Il leader turco conquista il 53% dei consensi e viene eletto presidente al primo turno. Affluenza all’87%. Nel primo discorso rinnova l’impegno alla lotta contro terroristi e minaccia le opposizioni. Ostacoli al lavoro degli osservatori internazionali. Festeggiamenti in piazza a Diyarbakir per l’ingresso in Parlamento del partito curdo.
Istanbul (AsiaNews) - Il presidente turco uscente Recep Tayyip Erdogan e il suo Partito per la giustizia e lo sviluppo (Akp) hanno vinto le elezioni generali che si sono tenute ieri, assicurandosi il controllo del Paese per i prossimi cinque anni. Il “sultano” ha ottenuto già al primo turno la conferma a presidente, con poteri molto più ampli rispetto al passato in seguito alla riforma costituzionale in chiave presidenziale approvata lo scorso anno con un referendum (contestato). I risultati saranno ufficializzati il prossimo 29 giugno, ma il capo della Commissione elettorale Sadi Guven ha dichiarato che il presidente “ha ricevuto la maggioranza assoluta dei voti validi”.
Secondo quanto riferiscono i media di Stato, Erdogan si è assicurato il 53% circa dei consensi con il 99% dei voti scrutinati. Il dato relativo all’affluenza si è attestato all’87% circa. Il suo principale rivale, Muharrem Ince del partito Repubblicano (Chp) ha ottenuto il 31% delle preferenze. Gl altri quattro competitori non hanno superato l’8,4%.

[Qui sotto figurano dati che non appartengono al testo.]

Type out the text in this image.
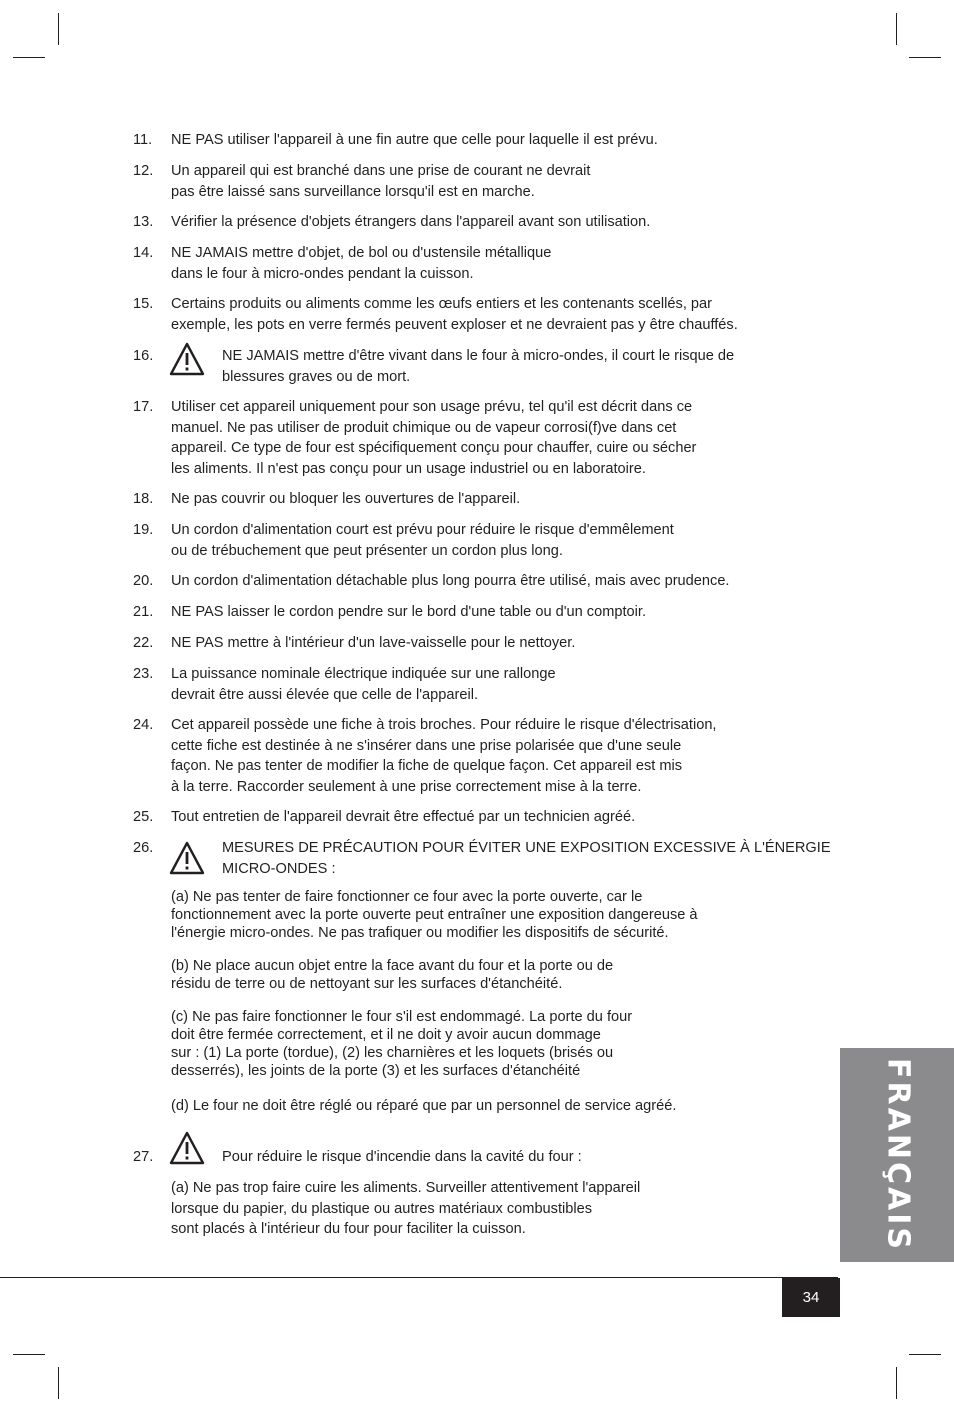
11. NE PAS utiliser l'appareil à une fin autre que celle pour laquelle il est prévu.
12. Un appareil qui est branché dans une prise de courant ne devrait
pas être laissé sans surveillance lorsqu'il est en marche.
13. Vérifier la présence d'objets étrangers dans l'appareil avant son utilisation.
14. NE JAMAIS mettre d'objet, de bol ou d'ustensile métallique
dans le four à micro-ondes pendant la cuisson.
15. Certains produits ou aliments comme les œufs entiers et les contenants scellés, par
exemple, les pots en verre fermés peuvent exploser et ne devraient pas y être chauffés.
16.	NE JAMAIS mettre d'être vivant dans le four à micro-ondes, il court le risque de
blessures graves ou de mort.
17. Utiliser cet appareil uniquement pour son usage prévu, tel qu'il est décrit dans ce
manuel. Ne pas utiliser de produit chimique ou de vapeur corrosi(f)ve dans cet
appareil. Ce type de four est spécifiquement conçu pour chauffer, cuire ou sécher
les aliments. Il n'est pas conçu pour un usage industriel ou en laboratoire.
18. Ne pas couvrir ou bloquer les ouvertures de l'appareil.
19. Un cordon d'alimentation court est prévu pour réduire le risque d'emmêlement
ou de trébuchement que peut présenter un cordon plus long.
20. Un cordon d'alimentation détachable plus long pourra être utilisé, mais avec prudence.
21. NE PAS laisser le cordon pendre sur le bord d'une table ou d'un comptoir.
22. NE PAS mettre à l'intérieur d'un lave-vaisselle pour le nettoyer.
23. La puissance nominale électrique indiquée sur une rallonge
devrait être aussi élevée que celle de l'appareil.
24. Cet appareil possède une fiche à trois broches. Pour réduire le risque d'électrisation,
cette fiche est destinée à ne s'insérer dans une prise polarisée que d'une seule
façon. Ne pas tenter de modifier la fiche de quelque façon. Cet appareil est mis
à la terre. Raccorder seulement à une prise correctement mise à la terre.
25. Tout entretien de l'appareil devrait être effectué par un technicien agréé.
26.	MESURES DE PRÉCAUTION POUR ÉVITER UNE EXPOSITION EXCESSIVE À L'ÉNERGIE
MICRO-ONDES :
(a) Ne pas tenter de faire fonctionner ce four avec la porte ouverte, car le
fonctionnement avec la porte ouverte peut entraîner une exposition dangereuse à
l'énergie micro-ondes. Ne pas trafiquer ou modifier les dispositifs de sécurité.
(b) Ne place aucun objet entre la face avant du four et la porte ou de
résidu de terre ou de nettoyant sur les surfaces d'étanchéité.
(c) Ne pas faire fonctionner le four s'il est endommagé. La porte du four
doit être fermée correctement, et il ne doit y avoir aucun dommage
sur : (1) La porte (tordue), (2) les charnières et les loquets (brisés ou
desserrés), les joints de la porte (3) et les surfaces d'étanchéité
(d) Le four ne doit être réglé ou réparé que par un personnel de service agréé.
27.	Pour réduire le risque d'incendie dans la cavité du four :
(a) Ne pas trop faire cuire les aliments. Surveiller attentivement l'appareil
lorsque du papier, du plastique ou autres matériaux combustibles
sont placés à l'intérieur du four pour faciliter la cuisson.	FRANÇAIS
34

L’opposizione non ha ancora accettato in via ufficiale la sconfitta, ma assicura di voler continuare la lotta per la democrazia “qualunque sia” il risultato. Nelle settimane che hanno preceduto il voto e anche nella giornata di ieri non sono mancate accuse di brogli, voti manipolati o pressioni e intimidazioni ai seggi. In alcuni casi agli osservatori internazionali non è stato possibile verificare e, di conseguenza, certificare la regolarità delle operazioni di voto.
Commentando il successo alle urne il 64enne leader turco ha affermato che "il vincitore di queste elezioni è ciascuno degli 81 milioni di cittadini turchi”, Egli ha assicurato un rinnovato impegno nella lotta contro i gruppi terroristi e il proposito di “continuare a liberare la terra siriana” per permettere il rientro dei rifugiati. E ha concluso inviando un avvertimento ai rivali: “Che nessuno - ha sottolineato - getti un’ombra sui risultati e cerchi di minare la democrazia per nascondere il proprio fallimento”.
Il “sultano” sembra dunque intenzionato a proseguire la campagna di purghe contro i curdi e i simpatizzanti del predicatore islamico in esilio negli Usa Fetullah Gülen, ritenuto la mente del nel fallito golpe del luglio 2016. Repressioni durissime che hanno portato in due anni all’arresto di oltre 50mila persone (160mila quelle sottoposte a provvedimento di fermo) e alla cacciata dai pubblici uffici di circa 107mila dipendenti pubblici. In politica estera egli intende proseguire il sostegno ai gruppi “ribelli” ed estremisti islamici in lotta contro il presidente Bashar al-Assad in Siria, utili alleati nella lotta contro i movimenti curdi al confine meridionale e orientale del Paese.
Grazie alla riforma costituzionale - criticata per la mancanza di contrappesi ed equilibri di potere come in Francia e negli Stati Uniti - Erdogan, già premier per 11 anni, guiderà la Turchia fino al 2023; egli potrà inoltre candidarsi per un ulteriore mandato che gli consentirebbe di restare in sella fino al 2028. Già dalle prossime settimane potrà nominare funzionari e alte cariche, fra cui ministri e vice-presidenti, metter mano al potere giudiziario e imporre lo Stato di emergenza.
Il partito di governo Akp si è infine assicurato la maggioranza dei seggi in Parlamento: con il 42% delle preferenze ai fedelissimi di Erdogan andranno 293 seggi circa su un totale di 600. L’alleato di governo Mhp ha ottenuto l’11% (50 seggi). L’opposizione repubblicana Chp il 23% dei voti (146 seggi) e gli alleati di Ivi il 10% (44 seggi). Da registrare, infine, l’ingresso in assemblea del Partito filo-curdo Hdp che ha ottenuto un consenso superiore al 10%, soglia di sbarramento per ottenere dei seggi in Parlamento. La notizia è stata accolta con gioia e festeggiamenti di piazza a Diyarbakir, capoluogo della provincia a maggioranza curda.